Another band that digs into their own history and kept their eyes open, but even when they confront disappointments and disillusionment their songs always leave room for hope and possibility. Lucero’s the rare band that got more interesting to me as they added elements, keys and horns, as they took on the burdens and benefits of their Memphis lineage, giving Ben Nichols’ voice (the raw tonal quality of his physical instrument and also his history-drenched songwriting).

Lucero, taken from Livestream and edited

Part of what makes Lucero interesting is their perpetually open ears, and this show drove that home with the openers. Northern California’s Jade Jackson’s set took the sharply observed and lived-in songs off her two records and sent them into the world with such authority I’d be shocked if kids in bands aren’t already playing them in their garages, especially “Motorcycle” and “Bottle It Up.” 
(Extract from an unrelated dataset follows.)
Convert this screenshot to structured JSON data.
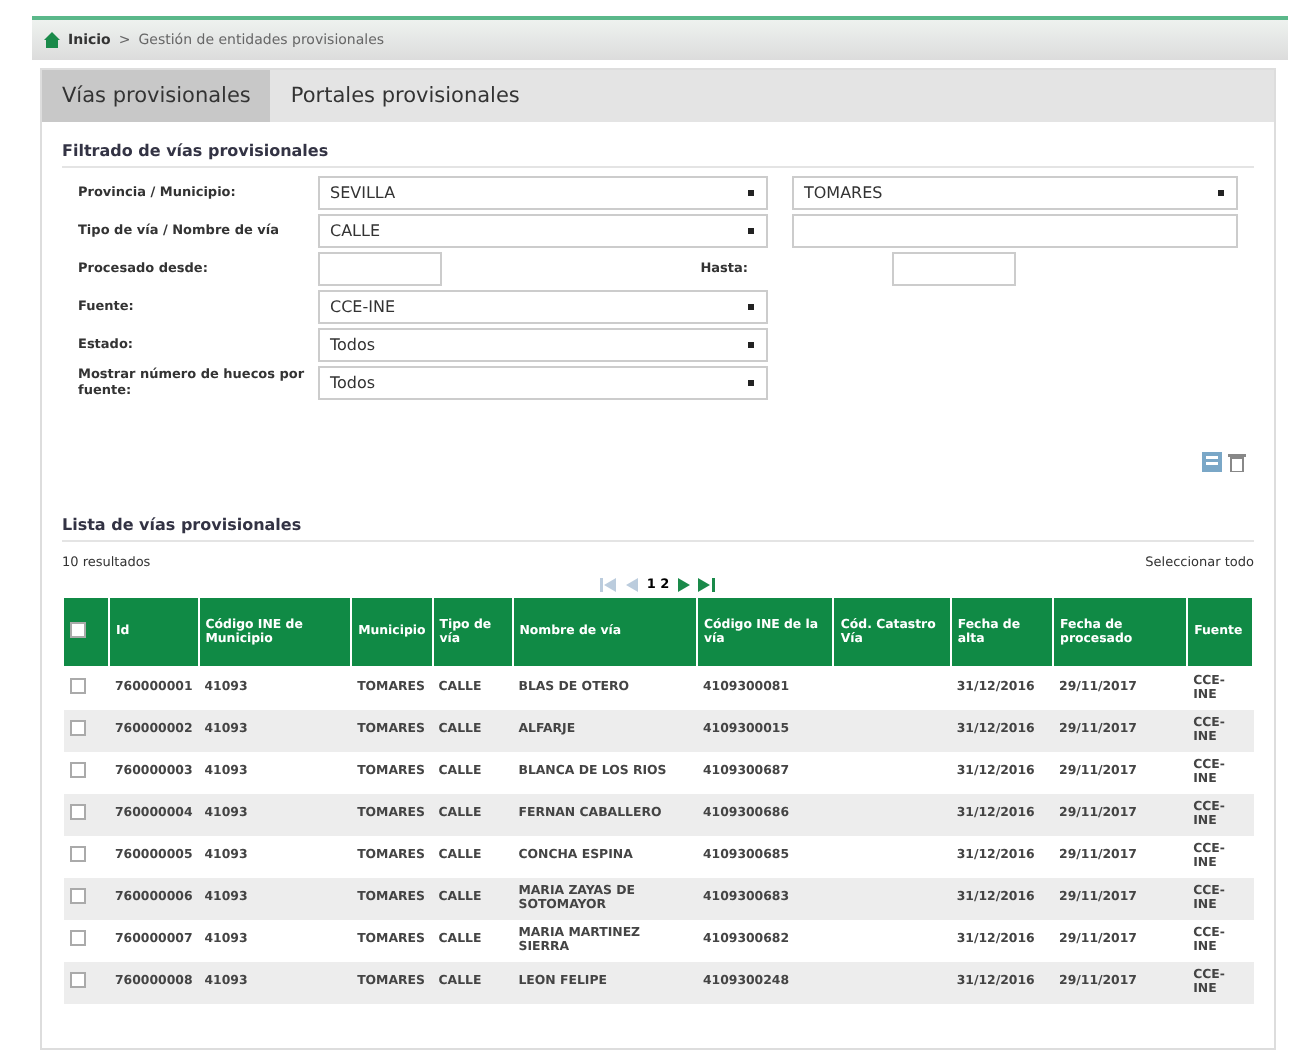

Against Me!’s Laura Jane Grace gave us the stunning intensity she’s known for on classics like “True Trans Soul Rebel” and brand new songs that already sound like classics, including “The Mountain Song” which was a lilting lullaby for a life going wrong with tenderness for the choices taken and the choices never offered, and the chunky, dancing “Apocalypse Now and Later.”
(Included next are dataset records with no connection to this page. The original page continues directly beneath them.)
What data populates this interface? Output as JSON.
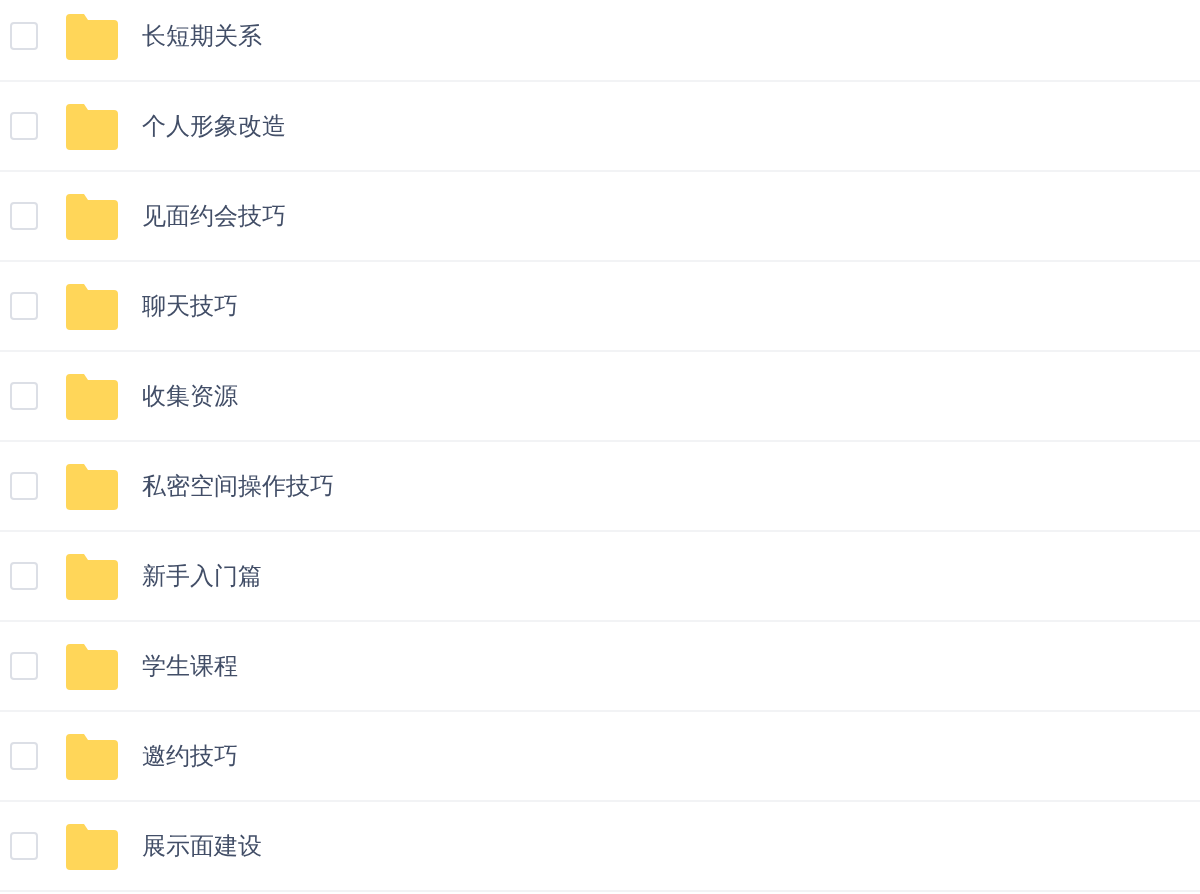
{
  "files": [
    {
      "name": "长短期关系",
      "checked": false
    },
    {
      "name": "个人形象改造",
      "checked": false
    },
    {
      "name": "见面约会技巧",
      "checked": false
    },
    {
      "name": "聊天技巧",
      "checked": false
    },
    {
      "name": "收集资源",
      "checked": false
    },
    {
      "name": "私密空间操作技巧",
      "checked": false
    },
    {
      "name": "新手入门篇",
      "checked": false
    },
    {
      "name": "学生课程",
      "checked": false
    },
    {
      "name": "邀约技巧",
      "checked": false
    },
    {
      "name": "展示面建设",
      "checked": false
    }
  ]
}
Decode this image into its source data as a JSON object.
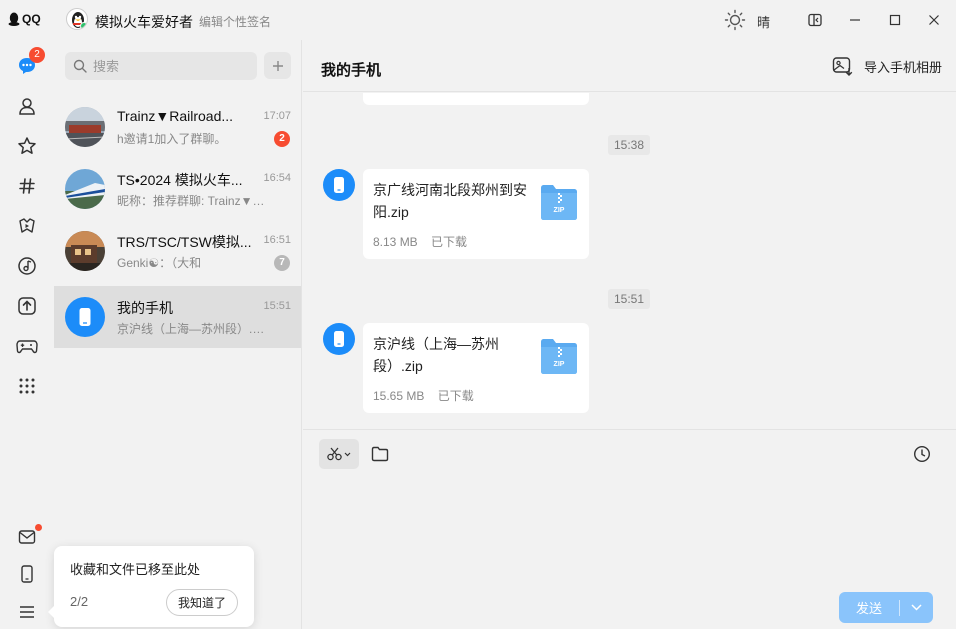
{
  "app": {
    "name": "QQ"
  },
  "titlebar": {
    "nickname": "模拟火车爱好者",
    "signature": "编辑个性签名",
    "weather": "晴"
  },
  "nav": {
    "messages_badge": "2",
    "accent": "#1c8cf9",
    "badge_color": "#f74c31"
  },
  "search": {
    "placeholder": "搜索"
  },
  "conversations": [
    {
      "name": "Trainz▼Railroad...",
      "preview": "h邀请1加入了群聊。",
      "time": "17:07",
      "count": "2"
    },
    {
      "name": "TS•2024 模拟火车...",
      "preview": "昵称：推荐群聊: Trainz▼Railr...",
      "time": "16:54"
    },
    {
      "name": "TRS/TSC/TSW模拟...",
      "preview": "Genki☯：（大和",
      "time": "16:51",
      "count": "7"
    },
    {
      "name": "我的手机",
      "preview": "京沪线（上海—苏州段）.zip",
      "time": "15:51"
    }
  ],
  "tip": {
    "text": "收藏和文件已移至此处",
    "page": "2/2",
    "button": "我知道了"
  },
  "chat": {
    "title": "我的手机",
    "import_label": "导入手机相册",
    "messages": [
      {
        "timestamp": "15:38",
        "file_name": "京广线河南北段郑州到安阳.zip",
        "size": "8.13 MB",
        "status": "已下载"
      },
      {
        "timestamp": "15:51",
        "file_name": "京沪线（上海—苏州段）.zip",
        "size": "15.65 MB",
        "status": "已下载"
      }
    ],
    "zip_label": "ZIP",
    "send_label": "发送"
  }
}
This stream, playing a fan-chosen set list, prompted witty banter “Apparently, our fans don’t think most of our fans know what they’re talking about” as they went through a cross-section of exactly what makes them beloved in a perpetually replenishing ocean of bands born out of the raw material of The Replacements and Social Distortion. 

Surprises for me included a lovely cover of Jawbreaker’s “Kiss The Bottle” and two of the songs that always feel like Memphis to this regularly visiting outsider. “Smoke” roared through its keening, empty-streets melody as Nichols exhaled that for-the-ages dialogue in the chorus: ‘He said, ‘Lesser men than me have put up better fights.’ She said, ‘We’re doing pretty good if we can just get out alive.’” “Downtown” featured Brian Venable’s guitar playing that sticky horn riff, giving the lyric’s pleading at the start of the night a foreshadowing of a party going out of control.

This was a night – including a stop at Goner Records’ Goner TV with a reading by the great Ross Johnson from his new memoir – that reminded me there’s good if you’re looking, it’s not all always dire.